A avaliação interna é de que o treinador italiano possui currículo, experiência e prestígio suficientes para superar um início frustrante no comando da equipe. Para a cúpula da entidade, a contratação de Ancelotti sempre foi pensada como um projeto de médio e longo prazo, e não apenas para uma única competição.

Ao mesmo tempo, a CBF também reconhece que a eliminação não pode ser atribuída exclusivamente ao treinador. Internamente, há o entendimento de que a própria confederação contribuiu para um ciclo instável antes da chegada do italiano.

Nos últimos anos, a Seleção passou por mudanças frequentes no comando técnico, com Fernando Diniz, Dorival Júnior e até Ramon Menezes assumindo a equipe em diferentes momentos. A avaliação é que essa sequência de alterações dificultou a construção de um projeto sólido antes da chegada de Ancelotti.

CBF admite erros e também faz autocrítica sobre Ancelotti

Embora mantenha total confiança no treinador, a entidade entende que Ancelotti também tomou decisões discutíveis durante a Copa do Mundo.

Entre os pontos analisados internamente estão as alterações realizadas na partida contra a Noruega. As entradas de Neymar no segundo tempo e o deslocamento de Endrick para atuar pelo lado direito aparecem entre as escolhas que geraram debates dentro da própria comissão e da direção da CBF.

Ainda assim, essas decisões não foram suficientes para abalar a confiança depositada no técnico italiano.

A avaliação predominante é que um treinador do calibre de Ancelotti possui capacidade para corrigir os erros, evoluir junto com o elenco e conduzir um novo ciclo mais consistente.

Nova geração aumenta esperança para a Copa de 2030

Outro fator que alimenta o otimismo da CBF é o entusiasmo demonstrado por Ancelotti em relação à nova geração do futebol brasileiro.

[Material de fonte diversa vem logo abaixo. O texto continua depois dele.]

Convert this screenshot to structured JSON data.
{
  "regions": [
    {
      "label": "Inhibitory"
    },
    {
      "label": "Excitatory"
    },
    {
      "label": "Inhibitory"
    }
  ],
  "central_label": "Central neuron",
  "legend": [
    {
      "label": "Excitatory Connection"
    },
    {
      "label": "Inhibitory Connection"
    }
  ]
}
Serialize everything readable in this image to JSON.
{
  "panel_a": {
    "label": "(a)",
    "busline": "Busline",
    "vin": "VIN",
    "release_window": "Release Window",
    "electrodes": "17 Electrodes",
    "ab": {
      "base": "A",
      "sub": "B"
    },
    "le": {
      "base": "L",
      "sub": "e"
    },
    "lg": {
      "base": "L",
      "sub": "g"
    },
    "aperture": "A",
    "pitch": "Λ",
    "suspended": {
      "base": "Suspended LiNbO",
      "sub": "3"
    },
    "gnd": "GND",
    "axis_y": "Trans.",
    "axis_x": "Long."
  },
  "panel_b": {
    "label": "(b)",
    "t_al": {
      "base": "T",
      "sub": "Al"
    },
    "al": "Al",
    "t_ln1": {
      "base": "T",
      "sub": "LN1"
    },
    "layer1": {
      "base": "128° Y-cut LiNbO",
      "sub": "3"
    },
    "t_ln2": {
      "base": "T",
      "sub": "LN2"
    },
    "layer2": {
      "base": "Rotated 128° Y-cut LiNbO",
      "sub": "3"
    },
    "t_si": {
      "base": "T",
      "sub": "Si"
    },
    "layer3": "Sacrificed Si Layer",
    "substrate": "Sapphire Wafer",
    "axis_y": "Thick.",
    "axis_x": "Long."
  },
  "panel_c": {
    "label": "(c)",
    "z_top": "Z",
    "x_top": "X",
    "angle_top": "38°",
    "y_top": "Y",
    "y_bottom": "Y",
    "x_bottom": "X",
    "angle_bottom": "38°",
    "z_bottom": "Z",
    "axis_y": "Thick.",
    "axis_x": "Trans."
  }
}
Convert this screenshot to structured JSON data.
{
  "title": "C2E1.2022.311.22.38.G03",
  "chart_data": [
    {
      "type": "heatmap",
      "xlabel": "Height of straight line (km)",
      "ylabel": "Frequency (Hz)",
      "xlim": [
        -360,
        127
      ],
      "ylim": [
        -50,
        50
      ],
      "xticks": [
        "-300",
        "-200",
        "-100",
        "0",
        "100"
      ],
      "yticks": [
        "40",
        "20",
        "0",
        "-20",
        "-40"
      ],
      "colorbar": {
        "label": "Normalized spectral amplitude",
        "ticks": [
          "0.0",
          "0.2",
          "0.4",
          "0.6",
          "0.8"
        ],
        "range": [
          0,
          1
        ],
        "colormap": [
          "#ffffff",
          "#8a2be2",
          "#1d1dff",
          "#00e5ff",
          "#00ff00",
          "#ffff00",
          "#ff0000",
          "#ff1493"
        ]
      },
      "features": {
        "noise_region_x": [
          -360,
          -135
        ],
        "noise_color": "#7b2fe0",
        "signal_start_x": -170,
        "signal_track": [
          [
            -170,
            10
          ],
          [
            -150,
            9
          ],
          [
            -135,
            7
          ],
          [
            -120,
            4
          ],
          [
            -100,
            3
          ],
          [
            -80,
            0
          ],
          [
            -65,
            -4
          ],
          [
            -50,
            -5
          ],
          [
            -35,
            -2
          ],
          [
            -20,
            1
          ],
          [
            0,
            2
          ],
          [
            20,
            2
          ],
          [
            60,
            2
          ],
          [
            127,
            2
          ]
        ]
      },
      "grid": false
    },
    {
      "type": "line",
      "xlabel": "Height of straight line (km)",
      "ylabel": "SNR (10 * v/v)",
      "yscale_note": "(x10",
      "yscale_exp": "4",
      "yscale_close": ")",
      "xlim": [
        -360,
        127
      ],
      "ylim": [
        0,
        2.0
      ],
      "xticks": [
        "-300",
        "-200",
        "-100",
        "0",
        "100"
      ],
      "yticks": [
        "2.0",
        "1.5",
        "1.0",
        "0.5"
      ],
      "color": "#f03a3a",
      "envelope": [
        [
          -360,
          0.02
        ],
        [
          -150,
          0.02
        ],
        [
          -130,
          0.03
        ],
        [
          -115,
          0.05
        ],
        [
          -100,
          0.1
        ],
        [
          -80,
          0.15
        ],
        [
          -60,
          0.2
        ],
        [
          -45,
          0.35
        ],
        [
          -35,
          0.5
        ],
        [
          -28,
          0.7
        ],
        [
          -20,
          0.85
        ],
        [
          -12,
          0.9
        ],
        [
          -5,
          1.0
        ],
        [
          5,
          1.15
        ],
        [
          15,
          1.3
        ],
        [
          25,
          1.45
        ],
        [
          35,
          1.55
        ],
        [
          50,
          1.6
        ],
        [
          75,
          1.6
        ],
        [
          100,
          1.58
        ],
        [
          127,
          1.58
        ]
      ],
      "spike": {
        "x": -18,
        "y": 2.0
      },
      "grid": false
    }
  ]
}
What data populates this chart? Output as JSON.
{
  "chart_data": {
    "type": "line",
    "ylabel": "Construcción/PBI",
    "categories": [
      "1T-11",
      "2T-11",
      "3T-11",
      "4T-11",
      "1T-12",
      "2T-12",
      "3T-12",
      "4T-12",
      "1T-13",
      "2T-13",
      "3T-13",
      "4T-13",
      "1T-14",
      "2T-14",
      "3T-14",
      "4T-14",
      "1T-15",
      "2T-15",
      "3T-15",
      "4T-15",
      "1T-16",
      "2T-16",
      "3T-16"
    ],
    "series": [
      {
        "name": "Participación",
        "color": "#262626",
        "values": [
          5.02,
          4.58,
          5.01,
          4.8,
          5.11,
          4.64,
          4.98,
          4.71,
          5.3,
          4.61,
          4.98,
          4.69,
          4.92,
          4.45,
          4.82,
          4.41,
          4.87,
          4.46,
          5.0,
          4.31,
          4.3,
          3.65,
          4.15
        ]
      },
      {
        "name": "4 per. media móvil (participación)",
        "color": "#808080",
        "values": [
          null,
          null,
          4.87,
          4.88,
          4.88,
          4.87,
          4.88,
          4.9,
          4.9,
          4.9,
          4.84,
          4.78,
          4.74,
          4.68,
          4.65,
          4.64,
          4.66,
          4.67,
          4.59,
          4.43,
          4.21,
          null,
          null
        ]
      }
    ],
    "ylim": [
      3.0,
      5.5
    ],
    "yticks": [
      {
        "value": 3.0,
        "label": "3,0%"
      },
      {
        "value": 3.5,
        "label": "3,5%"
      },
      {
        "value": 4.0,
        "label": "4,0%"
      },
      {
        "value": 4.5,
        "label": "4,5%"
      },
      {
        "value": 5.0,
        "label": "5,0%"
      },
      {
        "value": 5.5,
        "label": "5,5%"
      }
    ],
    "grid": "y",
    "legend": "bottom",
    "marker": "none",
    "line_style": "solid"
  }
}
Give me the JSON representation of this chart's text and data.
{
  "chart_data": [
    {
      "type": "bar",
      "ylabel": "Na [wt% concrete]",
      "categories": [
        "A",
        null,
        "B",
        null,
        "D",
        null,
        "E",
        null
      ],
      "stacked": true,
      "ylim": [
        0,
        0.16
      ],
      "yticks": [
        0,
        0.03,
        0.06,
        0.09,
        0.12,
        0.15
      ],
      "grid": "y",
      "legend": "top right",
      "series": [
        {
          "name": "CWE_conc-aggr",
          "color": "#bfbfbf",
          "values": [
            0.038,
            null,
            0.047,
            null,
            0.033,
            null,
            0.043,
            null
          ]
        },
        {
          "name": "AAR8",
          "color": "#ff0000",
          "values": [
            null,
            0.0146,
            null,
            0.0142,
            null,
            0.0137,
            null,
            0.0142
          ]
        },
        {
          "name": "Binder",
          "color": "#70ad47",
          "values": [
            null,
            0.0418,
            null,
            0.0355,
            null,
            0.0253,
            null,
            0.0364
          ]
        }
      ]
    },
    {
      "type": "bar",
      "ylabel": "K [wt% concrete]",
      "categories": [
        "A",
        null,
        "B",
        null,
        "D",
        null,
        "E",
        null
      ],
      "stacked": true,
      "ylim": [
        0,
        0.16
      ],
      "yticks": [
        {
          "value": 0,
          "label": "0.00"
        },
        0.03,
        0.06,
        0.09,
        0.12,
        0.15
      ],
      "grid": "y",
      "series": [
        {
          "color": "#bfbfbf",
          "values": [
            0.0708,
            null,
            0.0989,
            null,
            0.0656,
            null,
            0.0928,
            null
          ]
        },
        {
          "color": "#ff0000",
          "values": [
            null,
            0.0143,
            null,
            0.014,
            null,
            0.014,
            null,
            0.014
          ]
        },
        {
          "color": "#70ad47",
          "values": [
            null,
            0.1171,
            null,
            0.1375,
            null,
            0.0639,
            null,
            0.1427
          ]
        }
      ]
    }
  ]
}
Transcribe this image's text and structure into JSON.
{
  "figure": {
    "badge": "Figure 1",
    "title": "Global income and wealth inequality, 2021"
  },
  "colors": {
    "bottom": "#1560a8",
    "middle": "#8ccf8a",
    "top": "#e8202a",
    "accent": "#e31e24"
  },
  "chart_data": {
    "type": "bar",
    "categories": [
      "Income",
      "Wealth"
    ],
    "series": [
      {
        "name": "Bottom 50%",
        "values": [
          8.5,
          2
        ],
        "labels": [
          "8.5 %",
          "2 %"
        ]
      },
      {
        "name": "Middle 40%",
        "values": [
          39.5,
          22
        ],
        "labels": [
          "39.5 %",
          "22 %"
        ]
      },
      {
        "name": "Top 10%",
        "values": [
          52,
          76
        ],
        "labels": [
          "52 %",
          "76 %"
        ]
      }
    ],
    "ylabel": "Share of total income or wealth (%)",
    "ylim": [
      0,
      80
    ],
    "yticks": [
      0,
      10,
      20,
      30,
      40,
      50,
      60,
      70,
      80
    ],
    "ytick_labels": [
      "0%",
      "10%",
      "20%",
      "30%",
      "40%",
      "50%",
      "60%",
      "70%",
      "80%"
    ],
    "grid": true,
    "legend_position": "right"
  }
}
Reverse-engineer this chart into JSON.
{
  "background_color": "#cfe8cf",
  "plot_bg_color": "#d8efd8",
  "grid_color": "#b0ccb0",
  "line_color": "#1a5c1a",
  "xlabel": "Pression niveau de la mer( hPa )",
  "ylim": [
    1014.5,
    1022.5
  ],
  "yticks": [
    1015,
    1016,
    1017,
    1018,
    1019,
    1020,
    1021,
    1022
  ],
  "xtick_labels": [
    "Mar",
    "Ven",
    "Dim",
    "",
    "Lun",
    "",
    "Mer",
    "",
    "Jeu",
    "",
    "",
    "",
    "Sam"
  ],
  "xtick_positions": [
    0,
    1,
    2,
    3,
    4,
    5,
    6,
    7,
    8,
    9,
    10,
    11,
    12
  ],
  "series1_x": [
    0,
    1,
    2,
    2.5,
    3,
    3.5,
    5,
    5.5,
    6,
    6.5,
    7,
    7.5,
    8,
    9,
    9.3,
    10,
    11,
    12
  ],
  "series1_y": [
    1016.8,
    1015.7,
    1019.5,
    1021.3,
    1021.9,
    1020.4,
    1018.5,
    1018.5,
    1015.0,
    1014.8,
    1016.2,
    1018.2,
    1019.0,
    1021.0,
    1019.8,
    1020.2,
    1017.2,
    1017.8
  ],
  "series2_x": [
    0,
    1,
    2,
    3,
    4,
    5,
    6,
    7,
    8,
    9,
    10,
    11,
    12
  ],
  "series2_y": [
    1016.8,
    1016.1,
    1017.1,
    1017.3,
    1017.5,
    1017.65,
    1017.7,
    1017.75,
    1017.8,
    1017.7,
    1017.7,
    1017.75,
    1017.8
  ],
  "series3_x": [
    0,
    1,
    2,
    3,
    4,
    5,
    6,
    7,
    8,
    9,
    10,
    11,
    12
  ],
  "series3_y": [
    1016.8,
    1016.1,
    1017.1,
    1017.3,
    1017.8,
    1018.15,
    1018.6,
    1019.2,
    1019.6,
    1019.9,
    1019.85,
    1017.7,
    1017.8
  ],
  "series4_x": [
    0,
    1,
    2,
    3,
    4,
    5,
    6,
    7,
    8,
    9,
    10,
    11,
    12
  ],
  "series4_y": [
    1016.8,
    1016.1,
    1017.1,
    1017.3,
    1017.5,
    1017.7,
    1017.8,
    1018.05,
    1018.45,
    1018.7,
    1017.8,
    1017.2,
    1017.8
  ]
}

Jogadores como Estêvão, Endrick e Rayan são vistos como peças fundamentais para o próximo ciclo. A expectativa é que esses atletas amadureçam nos próximos anos e cheguem à Copa de 2030 em um nível ainda mais elevado.

Além disso, a entidade considera um dos principais méritos de Ancelotti o crescimento de Vinícius Júnior com a camisa da Seleção. Apesar das oscilações durante o ciclo, o atacante apresentou boas atuações na Copa de 2026 e voltou a desempenhar um papel de protagonismo, algo que a comissão técnica considera um avanço importante.

Com esse cenário, a CBF acredita que o trabalho precisa de continuidade. Em vez de iniciar mais uma troca de treinador, a estratégia será manter Ancelotti no comando, corrigir os erros identificados durante o Mundial e investir na evolução da nova geração.

A confiança da entidade é de que estabilidade, planejamento e tempo de trabalho podem recolocar o Brasil na disputa pelo título mundial no próximo ciclo, encerrando um período de constantes mudanças e buscando devolver à Seleção o protagonismo esperado no futebol internacional.